A Note on Technology and Historical Eras

For convenience sake, the history is broken down into the various eras defined by Western history, but a history of Western Civilization is not—no matter what the Victorians thought—a history of the world.  The section breaks here only exist to provide an easy means for westerners to see the timescape.  The so-called Dark Ages were only Dark in Europe, where the collapse of the Roman Empire left a huge power vacuum and internecine warfare destroyed much accumulated knowledge.  In the Middle East, particularly in Asia Minor where the Seljuk Turks held sway and the Byzantine Empire remained for several hundred years, much of the knowledge and literature of the Classical Period were retained and flowered into a Golden Age.  China, too, was also experience one of its rare periods of expansion and exploration.

This is an important note for two reasons:  first, one should not assume that just because a period has a certain name, that that's the way it was, everywhere.  As stated before, I'm using Western conventions because I'm an American writing in English, and I assume the readership to have similar cultural references for comprehension.  Second, and most importantly, it's important to understand that not all technologies are developed by all cultures and civilizations simultaneously.  In the Americas, no civilization ever made lasting use of the fixed-axle wheel.  This should not be taken as an indication that the American Cultures were any less intelligent or developed than their Old World counterparts.  Most American civilizations occurred on or very near to mountainous regions that made early versions of wheeled transport counterproductive.  By the same token, those same civilizations developed advanced farming methods that weren't put into much use by Old World cultures (and here, I'm including the US as an Old World culture, being—as we are—and extension and refinement of the British Empire) until the last century.

Different influences drive technology, and drive cultures to make use of technology in different ways.  It never occurred to the Chinese to use gunpowder as a propellent for missiles, just as it never occurred to some cultures to augment the release power of bows by inserting a opposing curve at the end of the staff.  Iron-hardening processes, and ultimately steel, resulted from interruptions in the Mediterranean tin trade.  Certain Pacific Northwest cultures used copper as a decorative and utility metal, but never developed copper weapons or tools.
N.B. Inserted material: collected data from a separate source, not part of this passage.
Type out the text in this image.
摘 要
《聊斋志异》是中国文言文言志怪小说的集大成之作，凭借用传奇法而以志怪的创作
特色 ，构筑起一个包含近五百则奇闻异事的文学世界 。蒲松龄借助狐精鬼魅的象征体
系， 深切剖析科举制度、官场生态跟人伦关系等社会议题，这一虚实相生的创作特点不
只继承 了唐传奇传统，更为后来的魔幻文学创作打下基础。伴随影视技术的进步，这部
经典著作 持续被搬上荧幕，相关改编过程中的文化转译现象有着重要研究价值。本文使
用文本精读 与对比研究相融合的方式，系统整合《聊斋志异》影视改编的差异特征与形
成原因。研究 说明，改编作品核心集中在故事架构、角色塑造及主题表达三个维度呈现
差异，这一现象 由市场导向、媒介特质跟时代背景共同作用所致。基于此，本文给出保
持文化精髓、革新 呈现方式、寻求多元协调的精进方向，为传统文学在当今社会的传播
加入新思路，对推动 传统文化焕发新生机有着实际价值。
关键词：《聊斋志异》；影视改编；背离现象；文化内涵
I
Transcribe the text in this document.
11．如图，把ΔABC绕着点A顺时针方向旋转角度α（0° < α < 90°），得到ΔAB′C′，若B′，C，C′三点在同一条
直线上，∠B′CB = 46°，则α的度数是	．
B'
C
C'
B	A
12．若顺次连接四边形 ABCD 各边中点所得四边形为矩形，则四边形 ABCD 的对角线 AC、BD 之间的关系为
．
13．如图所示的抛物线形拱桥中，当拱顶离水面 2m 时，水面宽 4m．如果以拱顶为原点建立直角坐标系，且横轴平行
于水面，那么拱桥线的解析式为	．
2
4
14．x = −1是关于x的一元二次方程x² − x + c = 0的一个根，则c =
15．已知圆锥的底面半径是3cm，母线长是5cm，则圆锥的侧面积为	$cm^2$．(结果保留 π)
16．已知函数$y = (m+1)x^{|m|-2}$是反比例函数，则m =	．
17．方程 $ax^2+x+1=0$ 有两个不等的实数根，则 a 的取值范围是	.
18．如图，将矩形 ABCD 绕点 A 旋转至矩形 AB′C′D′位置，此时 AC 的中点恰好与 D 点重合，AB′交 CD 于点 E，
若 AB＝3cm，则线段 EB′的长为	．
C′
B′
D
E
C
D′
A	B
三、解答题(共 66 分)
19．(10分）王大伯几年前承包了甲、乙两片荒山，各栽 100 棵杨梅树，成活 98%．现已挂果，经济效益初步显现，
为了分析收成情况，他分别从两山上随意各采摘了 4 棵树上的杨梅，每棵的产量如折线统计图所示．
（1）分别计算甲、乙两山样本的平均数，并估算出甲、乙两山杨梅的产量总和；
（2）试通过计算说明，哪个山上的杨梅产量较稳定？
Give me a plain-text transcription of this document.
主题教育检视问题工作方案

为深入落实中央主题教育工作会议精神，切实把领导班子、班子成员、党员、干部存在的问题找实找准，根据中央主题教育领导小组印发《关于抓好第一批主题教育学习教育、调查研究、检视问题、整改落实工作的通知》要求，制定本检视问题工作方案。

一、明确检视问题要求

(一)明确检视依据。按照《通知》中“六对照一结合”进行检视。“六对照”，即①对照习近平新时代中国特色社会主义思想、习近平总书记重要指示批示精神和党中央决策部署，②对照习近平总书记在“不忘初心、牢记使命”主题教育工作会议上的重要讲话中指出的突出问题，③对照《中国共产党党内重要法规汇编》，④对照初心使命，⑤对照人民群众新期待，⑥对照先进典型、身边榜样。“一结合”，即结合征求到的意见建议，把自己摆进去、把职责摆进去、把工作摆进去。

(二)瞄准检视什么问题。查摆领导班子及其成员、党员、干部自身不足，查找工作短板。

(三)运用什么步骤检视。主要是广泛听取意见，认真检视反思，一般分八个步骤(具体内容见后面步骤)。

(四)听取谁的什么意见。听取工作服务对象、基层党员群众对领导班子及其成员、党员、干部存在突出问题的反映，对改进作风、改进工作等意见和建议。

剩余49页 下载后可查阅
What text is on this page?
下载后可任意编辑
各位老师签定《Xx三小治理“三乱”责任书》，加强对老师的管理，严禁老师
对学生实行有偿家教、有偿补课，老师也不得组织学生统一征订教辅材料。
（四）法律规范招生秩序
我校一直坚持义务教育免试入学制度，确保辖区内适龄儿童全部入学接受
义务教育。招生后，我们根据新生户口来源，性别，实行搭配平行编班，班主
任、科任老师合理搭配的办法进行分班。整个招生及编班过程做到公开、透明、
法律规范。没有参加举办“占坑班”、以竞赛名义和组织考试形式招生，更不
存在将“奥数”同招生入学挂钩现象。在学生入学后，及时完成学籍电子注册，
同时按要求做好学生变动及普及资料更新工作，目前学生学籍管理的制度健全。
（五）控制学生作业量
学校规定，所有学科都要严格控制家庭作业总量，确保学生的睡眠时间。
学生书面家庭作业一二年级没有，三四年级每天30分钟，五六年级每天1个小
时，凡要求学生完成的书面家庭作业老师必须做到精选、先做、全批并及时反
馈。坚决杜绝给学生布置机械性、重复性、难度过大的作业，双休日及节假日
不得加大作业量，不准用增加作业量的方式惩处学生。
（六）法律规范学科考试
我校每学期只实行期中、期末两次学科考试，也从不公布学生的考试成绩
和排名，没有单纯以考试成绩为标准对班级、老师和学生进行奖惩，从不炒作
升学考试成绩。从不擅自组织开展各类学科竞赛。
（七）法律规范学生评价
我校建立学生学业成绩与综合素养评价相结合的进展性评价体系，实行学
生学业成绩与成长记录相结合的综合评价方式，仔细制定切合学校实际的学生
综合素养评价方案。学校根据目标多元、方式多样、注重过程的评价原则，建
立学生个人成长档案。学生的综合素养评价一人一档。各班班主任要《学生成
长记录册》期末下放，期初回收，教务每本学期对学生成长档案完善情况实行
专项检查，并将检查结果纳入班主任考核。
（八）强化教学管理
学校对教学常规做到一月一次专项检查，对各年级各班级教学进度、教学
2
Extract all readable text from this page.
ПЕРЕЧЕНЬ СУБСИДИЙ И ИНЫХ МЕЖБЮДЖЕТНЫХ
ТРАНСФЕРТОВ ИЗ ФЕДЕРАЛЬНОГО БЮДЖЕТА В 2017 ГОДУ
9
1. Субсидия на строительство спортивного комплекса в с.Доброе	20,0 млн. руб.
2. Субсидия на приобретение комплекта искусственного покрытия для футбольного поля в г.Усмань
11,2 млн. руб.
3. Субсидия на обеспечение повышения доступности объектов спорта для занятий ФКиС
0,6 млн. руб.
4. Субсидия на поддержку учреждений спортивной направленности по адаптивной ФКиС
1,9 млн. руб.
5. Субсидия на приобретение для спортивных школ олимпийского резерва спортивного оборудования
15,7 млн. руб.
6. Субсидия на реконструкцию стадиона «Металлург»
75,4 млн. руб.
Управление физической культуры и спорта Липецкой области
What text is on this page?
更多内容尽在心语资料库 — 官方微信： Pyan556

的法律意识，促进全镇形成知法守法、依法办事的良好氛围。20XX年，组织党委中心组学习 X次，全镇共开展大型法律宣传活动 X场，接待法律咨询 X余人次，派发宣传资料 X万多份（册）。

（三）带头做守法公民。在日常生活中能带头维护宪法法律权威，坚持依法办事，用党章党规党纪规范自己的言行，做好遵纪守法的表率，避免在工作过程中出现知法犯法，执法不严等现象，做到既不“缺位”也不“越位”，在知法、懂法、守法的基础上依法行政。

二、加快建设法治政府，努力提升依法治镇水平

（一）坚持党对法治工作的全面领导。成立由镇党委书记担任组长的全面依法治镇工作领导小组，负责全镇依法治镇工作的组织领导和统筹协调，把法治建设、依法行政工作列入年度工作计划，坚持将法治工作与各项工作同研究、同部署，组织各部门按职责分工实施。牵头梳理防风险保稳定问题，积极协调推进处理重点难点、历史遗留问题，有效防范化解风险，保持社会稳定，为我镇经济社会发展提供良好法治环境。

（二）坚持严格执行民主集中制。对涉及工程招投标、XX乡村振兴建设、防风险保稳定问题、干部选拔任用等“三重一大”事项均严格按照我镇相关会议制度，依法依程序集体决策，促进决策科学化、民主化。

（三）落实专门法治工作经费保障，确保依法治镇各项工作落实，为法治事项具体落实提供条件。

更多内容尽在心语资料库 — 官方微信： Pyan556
I hope to get someone better qualified to write a more complete essay on the influence of one society on another and the variances of divergent and convergent technology, but my main point is this:  having a gun doesn't make you more advanced than the guy with a stone axe, it just makes you more dangerous, and, even then, only if the gun is loaded.  History is a long and winding road, but it doesn't necessarily lead anywhere, and there are lots of stops and byways, anyway.  Not everyone you meet will have enjoyed—or even read—Dickens, but that doesn't make that person ignorant or impaired; he merely has a different set of references.  It's best to try to learn from variant references, and neither discount them as "savage" nor romanticize them as somehow better than our own.  Human history is a smorgasbord of triumph and failure, and I want this particular buffet to be slanted toward allowing people to sample as many dishes as they can without pretending to empirical judgement on one or the other.